Of course some data sources or OLTP databases are too slow or too busy to be queried live. Querona solves the issue by caching data on a selected SQL database or on Apache Spark. Caching supports partitioning and high availability refresh to enable fast query execution, with non-stop access to the cache.
Querona emulates SQL Server and exposes a SQL Server compatible interface. Any SQL Server driver (ODBC, JDBC, ADO.NET) can connect and execute queries without the need to install vendor specific drivers.
This feature allows expansion of Business Intelligence to all users in the company. Secure, cached or live data access to all corporate data sources may be possible even from Excel.
Querona supports Windows Integrated authentication and fully integrates with Active Directory. Over 50 types of access rights may be assigned at multiple levels and are enforced in one place over all on-premise and cloud data sources.
Role based security, column data access, row data access and dynamic role based data masking enable unified access to any data source. A cloud data warehouse or a Hadoop cluster may be easily integrated and exposed to users without risk.
Querona data modeling interface is fully web-based and designed for self-service activities. Business users, business analysts, and data scientists can easily find and query any data source needed. With Querona a company may build a central reporting data model. Now a business user can connect to Querona using Excel and retrieve data from the reporting model directly.

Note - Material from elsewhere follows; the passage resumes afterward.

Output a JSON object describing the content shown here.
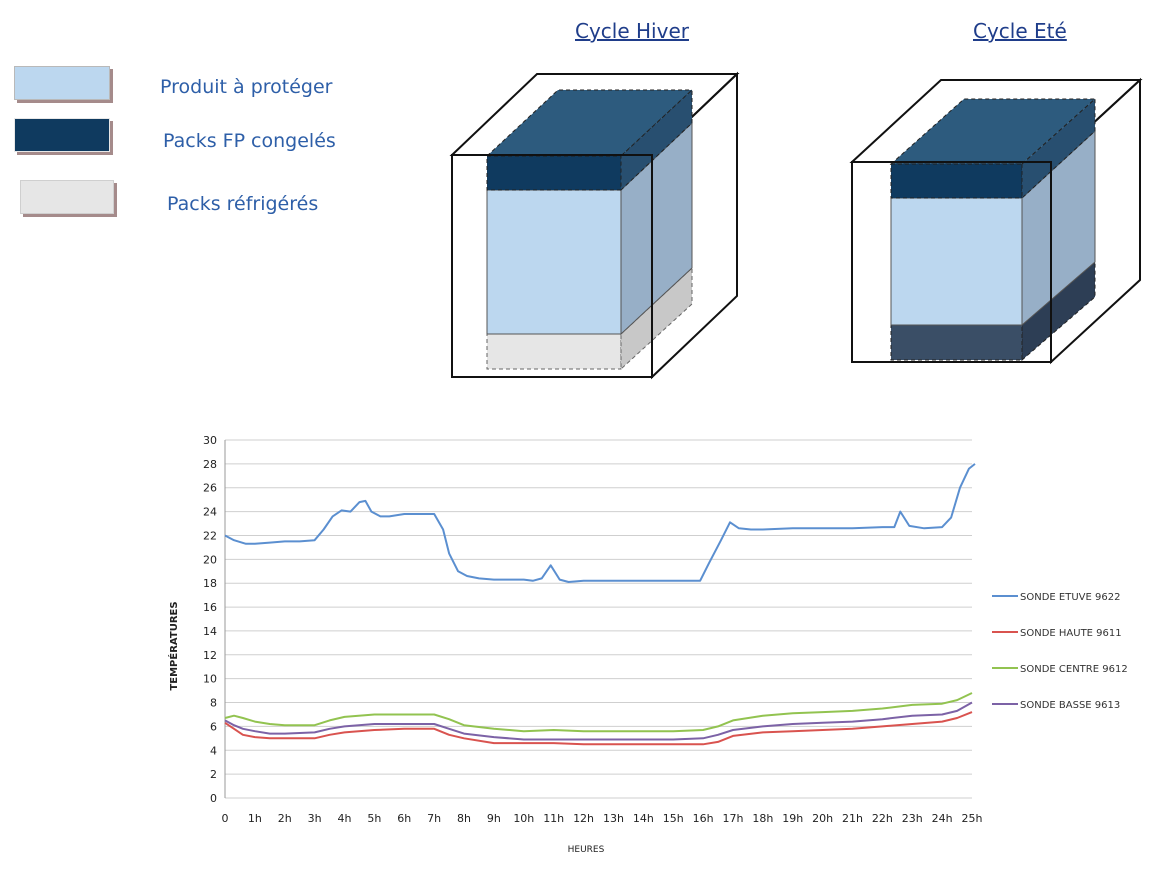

Data sources, tables or even columns may be tagged with business terms. With Querona it is easy to find any tables from any data sources that contain customer details. Querona users may collaborate and build a corporate data hub.
Querona integrates cloud data warehouses into the corporate network. Data from on-premise and cloud data sources may be easily uploaded to a data warehouse hosted in the cloud. Now offloading to Azure SQL Data Warehouse or HDInsight is simplified and some activities may be delegated to business users or data scientists.
Querona has a high-availability integration with Hadoop and Apache Spark using Zookeeper. Integration of a Hadoop cluster is safe and reliable.